Academic background
- Alma mater: University of Reading, Nanjing University
- Thesis: The performance and characteristics of the Chinese IPO market (20023);

Academic work
- Institutions: Massey University, Huatai Securities, London Stock Exchange Group

= Jing Chi =

New Zealand professor of finance

Jing Chi is a New Zealand finance academic, and is a full professor at Massey University, specialising in Initial Public Offerings, Chinese corporate finance and Chinese corporate governance. She is a Chartered Financial Analyst and won a national award for her teaching.

==Academic career==

Chi has worked in China for Huatai Securities, in the Investment Banking Department, where she was responsible for Initial Public Offerings, and at the London Stock Exchange as an analyst. Chi completed a PhD in finance titled The performance and characteristics of the Chinese IPO market at the University of Reading in 2003. Chi then joined the faculty of the School of Economics and Finance at Massey University in 2004, rising to full professor in 2024. Chi is Massey's first Chartered Financial Analyst.

Chi's research focuses on Initial Public Offerings, Chinese corporate governance and Chinese finance. Chi is an affiliate member of Massey's Sustainable Finance Cluster, and a Research Fellow in the China Research Centre at Victoria University of Wellington.

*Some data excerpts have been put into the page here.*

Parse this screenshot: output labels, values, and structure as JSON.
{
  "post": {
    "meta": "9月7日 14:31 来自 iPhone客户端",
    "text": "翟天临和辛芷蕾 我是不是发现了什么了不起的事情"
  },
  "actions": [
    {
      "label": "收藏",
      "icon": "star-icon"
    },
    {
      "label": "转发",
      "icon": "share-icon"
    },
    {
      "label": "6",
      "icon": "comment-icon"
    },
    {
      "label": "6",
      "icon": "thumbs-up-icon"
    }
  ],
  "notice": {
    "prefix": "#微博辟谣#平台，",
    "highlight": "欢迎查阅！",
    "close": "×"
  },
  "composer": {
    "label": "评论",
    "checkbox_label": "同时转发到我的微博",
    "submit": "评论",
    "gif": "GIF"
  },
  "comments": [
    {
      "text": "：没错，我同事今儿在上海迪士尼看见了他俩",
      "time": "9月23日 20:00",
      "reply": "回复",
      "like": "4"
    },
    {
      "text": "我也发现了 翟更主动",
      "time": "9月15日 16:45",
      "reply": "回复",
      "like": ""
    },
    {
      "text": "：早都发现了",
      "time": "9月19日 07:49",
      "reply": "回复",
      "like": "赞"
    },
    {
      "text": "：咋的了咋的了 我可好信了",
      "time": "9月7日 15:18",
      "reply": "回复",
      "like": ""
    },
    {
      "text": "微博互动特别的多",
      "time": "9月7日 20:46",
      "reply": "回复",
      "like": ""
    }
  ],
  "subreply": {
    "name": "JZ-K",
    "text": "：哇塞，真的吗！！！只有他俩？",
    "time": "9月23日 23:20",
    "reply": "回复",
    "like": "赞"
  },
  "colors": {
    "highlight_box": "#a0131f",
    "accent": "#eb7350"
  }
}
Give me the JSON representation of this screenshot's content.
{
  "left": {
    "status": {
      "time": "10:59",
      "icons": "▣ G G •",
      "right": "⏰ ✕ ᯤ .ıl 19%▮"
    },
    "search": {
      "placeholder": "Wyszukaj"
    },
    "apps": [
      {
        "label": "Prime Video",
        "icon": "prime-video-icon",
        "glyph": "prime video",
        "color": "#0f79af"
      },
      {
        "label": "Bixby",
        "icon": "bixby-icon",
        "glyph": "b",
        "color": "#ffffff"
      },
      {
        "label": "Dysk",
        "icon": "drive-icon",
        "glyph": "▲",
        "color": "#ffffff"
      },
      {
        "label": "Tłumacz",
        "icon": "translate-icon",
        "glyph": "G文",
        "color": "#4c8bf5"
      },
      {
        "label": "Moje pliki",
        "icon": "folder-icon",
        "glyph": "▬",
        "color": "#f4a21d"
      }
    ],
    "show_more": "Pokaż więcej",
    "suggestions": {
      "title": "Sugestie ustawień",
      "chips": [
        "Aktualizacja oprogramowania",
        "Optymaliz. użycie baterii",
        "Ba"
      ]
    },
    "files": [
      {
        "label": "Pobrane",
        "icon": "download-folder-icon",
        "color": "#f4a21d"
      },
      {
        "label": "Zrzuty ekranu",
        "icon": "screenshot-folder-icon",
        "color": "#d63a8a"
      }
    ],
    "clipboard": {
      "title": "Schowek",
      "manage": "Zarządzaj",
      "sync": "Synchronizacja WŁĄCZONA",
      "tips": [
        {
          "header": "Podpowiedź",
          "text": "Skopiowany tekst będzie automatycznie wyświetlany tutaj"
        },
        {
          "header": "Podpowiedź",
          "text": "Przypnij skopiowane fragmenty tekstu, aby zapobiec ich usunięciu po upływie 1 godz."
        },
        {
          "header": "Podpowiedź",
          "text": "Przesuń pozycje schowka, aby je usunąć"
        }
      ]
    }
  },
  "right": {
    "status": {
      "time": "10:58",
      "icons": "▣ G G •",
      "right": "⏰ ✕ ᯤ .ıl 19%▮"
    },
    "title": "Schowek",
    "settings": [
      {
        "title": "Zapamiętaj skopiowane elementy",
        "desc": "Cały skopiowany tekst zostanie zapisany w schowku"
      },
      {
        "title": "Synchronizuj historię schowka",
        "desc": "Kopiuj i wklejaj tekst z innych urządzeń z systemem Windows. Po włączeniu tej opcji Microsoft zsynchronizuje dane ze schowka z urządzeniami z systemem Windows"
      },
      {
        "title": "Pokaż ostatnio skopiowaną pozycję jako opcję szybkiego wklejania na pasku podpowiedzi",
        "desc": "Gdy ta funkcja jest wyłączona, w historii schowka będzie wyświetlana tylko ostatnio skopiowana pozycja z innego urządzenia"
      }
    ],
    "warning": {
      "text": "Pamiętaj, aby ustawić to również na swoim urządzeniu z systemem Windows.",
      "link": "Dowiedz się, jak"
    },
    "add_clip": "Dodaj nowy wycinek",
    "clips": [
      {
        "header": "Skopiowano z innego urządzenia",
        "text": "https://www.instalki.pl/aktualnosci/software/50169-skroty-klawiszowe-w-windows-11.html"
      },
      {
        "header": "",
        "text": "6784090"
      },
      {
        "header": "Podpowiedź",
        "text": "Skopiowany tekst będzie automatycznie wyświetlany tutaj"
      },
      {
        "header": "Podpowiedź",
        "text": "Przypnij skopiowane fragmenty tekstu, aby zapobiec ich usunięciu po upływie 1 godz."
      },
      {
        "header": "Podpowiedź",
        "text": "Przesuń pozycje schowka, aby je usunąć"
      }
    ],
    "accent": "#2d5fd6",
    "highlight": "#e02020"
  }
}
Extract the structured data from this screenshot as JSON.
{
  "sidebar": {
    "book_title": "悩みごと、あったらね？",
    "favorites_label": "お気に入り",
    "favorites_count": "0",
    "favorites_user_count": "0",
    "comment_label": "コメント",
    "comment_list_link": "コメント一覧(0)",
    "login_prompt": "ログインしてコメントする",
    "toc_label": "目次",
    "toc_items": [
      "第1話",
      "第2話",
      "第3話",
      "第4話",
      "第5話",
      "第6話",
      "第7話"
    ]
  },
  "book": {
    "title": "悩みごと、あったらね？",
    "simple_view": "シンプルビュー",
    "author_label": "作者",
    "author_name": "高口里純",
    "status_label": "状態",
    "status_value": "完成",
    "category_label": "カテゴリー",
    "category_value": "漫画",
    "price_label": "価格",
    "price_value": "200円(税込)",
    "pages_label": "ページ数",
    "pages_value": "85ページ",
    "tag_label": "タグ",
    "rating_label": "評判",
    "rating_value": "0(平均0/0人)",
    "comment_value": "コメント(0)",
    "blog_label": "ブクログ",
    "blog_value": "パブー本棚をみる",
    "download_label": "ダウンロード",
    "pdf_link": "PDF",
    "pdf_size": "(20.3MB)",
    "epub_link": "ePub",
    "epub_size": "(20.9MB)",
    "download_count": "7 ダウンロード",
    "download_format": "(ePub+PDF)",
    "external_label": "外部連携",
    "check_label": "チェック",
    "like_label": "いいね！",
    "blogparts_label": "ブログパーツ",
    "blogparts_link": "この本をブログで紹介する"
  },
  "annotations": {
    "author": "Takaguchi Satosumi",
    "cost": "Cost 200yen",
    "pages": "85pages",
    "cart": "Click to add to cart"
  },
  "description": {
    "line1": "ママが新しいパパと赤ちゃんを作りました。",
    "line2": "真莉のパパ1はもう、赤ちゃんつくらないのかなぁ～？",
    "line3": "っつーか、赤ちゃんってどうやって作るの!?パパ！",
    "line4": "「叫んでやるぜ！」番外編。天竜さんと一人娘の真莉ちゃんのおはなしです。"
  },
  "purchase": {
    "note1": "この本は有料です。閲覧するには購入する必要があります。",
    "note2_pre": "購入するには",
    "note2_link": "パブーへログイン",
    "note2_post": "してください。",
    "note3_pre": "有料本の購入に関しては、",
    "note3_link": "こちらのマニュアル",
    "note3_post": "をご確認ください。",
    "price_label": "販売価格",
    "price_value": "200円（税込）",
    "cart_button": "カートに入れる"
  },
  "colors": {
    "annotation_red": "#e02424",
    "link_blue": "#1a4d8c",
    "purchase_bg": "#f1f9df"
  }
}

Chi was awarded the Massey Business School Star Award for Excellence in Student Support, Excellence in Enterprise and High-Performance Team. Chi won the Ako Aotearoa 2013 award for Sustained Excellence in Tertiary Teaching, with the citation describing her as "dedicated to communicating a complex discipline across cultural and geographical boundaries". Chi chairs a 'supervisor mentoring circle' and mentors other supervisors. Chi developed a Bachelor of Business Finance with a pathway to Chartered Financial Analyst, and has also led Massey's international joint programme with Wuhan, where students complete two years in Wuhan before finishing with two years at Massey. Chi is on the editorial board of the journal Finance Research Letters.